Sorry for your hard times.
“if they had given me even temporary healthcare, this may have all been headed off and i would have been back to work years ago, and my health issues would not have been anywhere near so dire, and so expensive to the state, etc. so, how stupid were they,”
Emergency rooms by law have to provide emergency care to stabilize patients. They do not have to go beyond stabilization. By law many states did not have to provide Medicaid and refused to provide Medicaid to single and married adults who could not get a job and over a certain percentage of the Federal Poverty Limit. If you did have a job and were below ~70% of FPL, the bar was lowered a tad to qualify for Medicaid. If you were at 100% of FPL; in most states, you were out of luck. States determined who was eligible for Medicaid and who was not.

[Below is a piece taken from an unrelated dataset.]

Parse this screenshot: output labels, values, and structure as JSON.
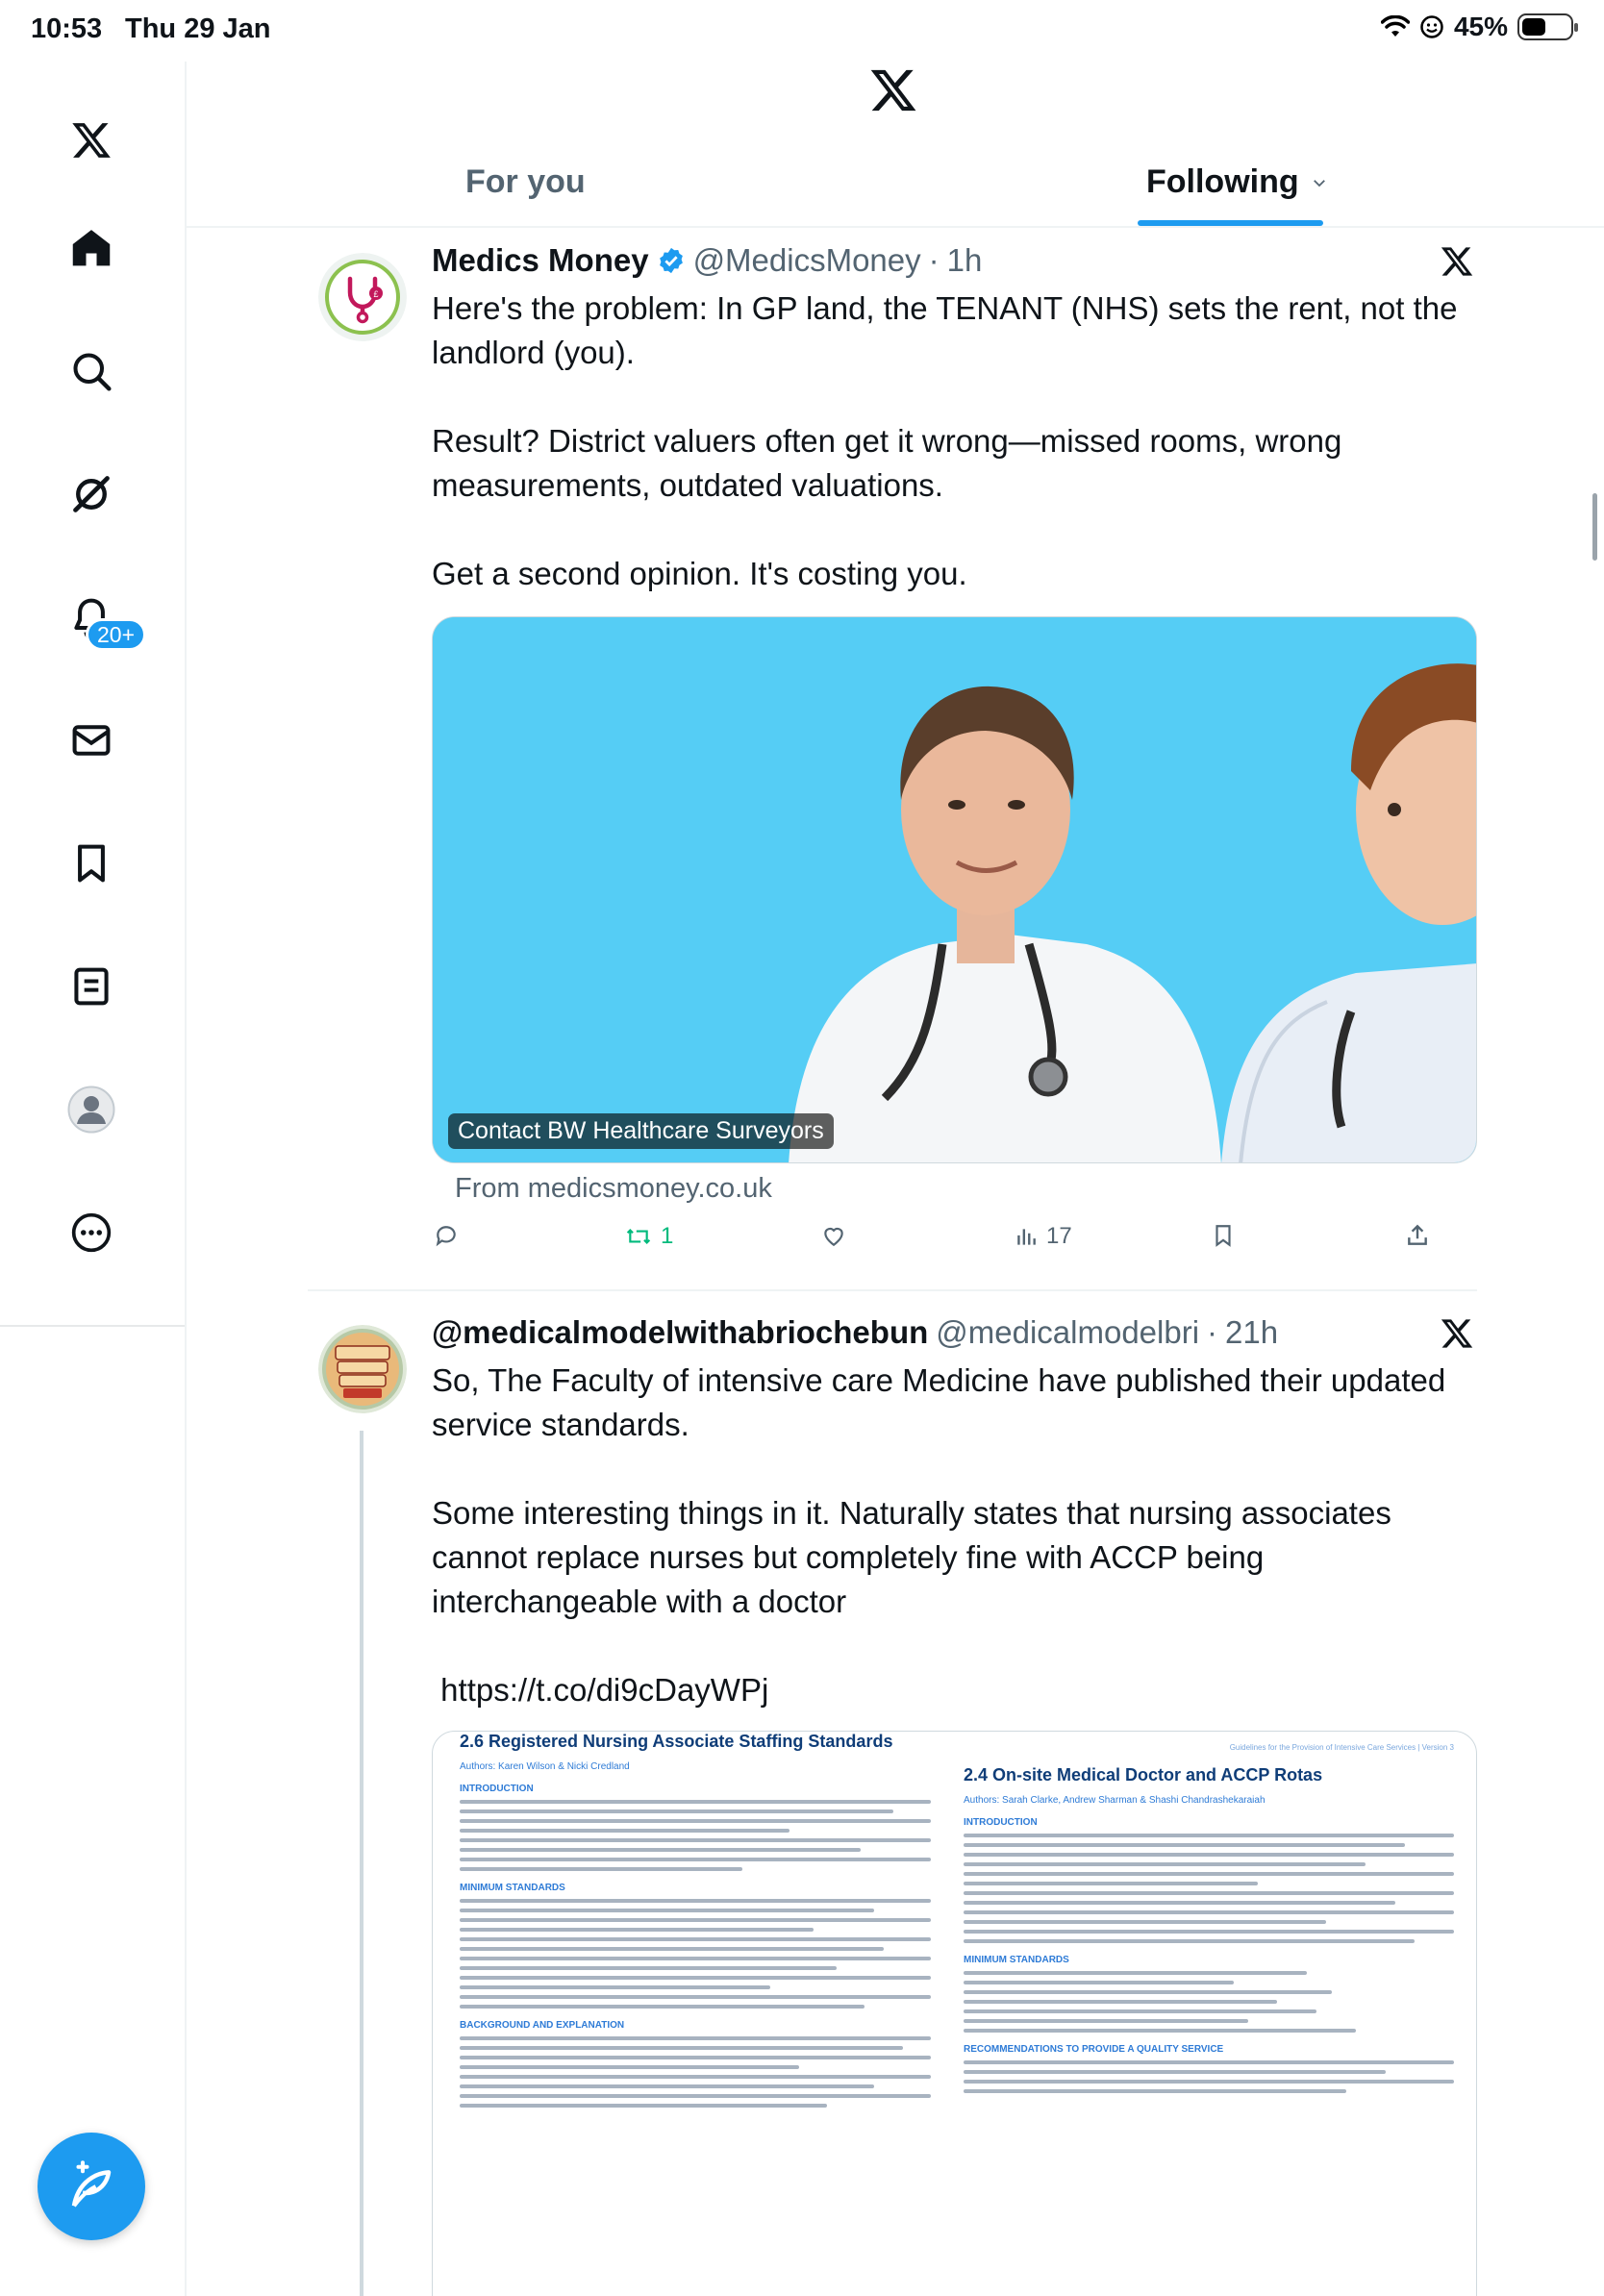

The PPACA first mandated the expansion of Medicaid which was struck down by the activist Roberts SCOTUS allowing states again to decide who was worthy of receiving healthcare except this time hospitals would not be compensated for caring for the indigent. So now there is no fall back for stabilization care. The Medicaid expansion was meant to reimburse hospitals for all types of care through Medicaid for those below 138% FPL. That the expansion is not happening is the result of Republican and Tea-bagger politics denying care to those who have fallen on hard times or are indigent in states not expanding Medicaid. It is less costly to care for people coming through the front door with insurance than coming through the back door without insurance. The last statement is true whether Medicaid was expanded or not. Furthermore, healthcare should be accessible to all people.
Beyond that, I am not sure of your circumstance.
Ms Beck, it is not the government’s job to provide you with healthcare.
We have free clinics. We have charitable hospitals.
I people choose not to contribute to such organizations, well, it is their money. They earned it. If they are too stupid, ignorant, and selfish to decide where and how much to donate, then they are too stupid, ignorant, and selfish to vote for those who will decide for them.
Perhaps it should be part of the government’s job to provide healthcare. You know, provide for the general welfare…and all?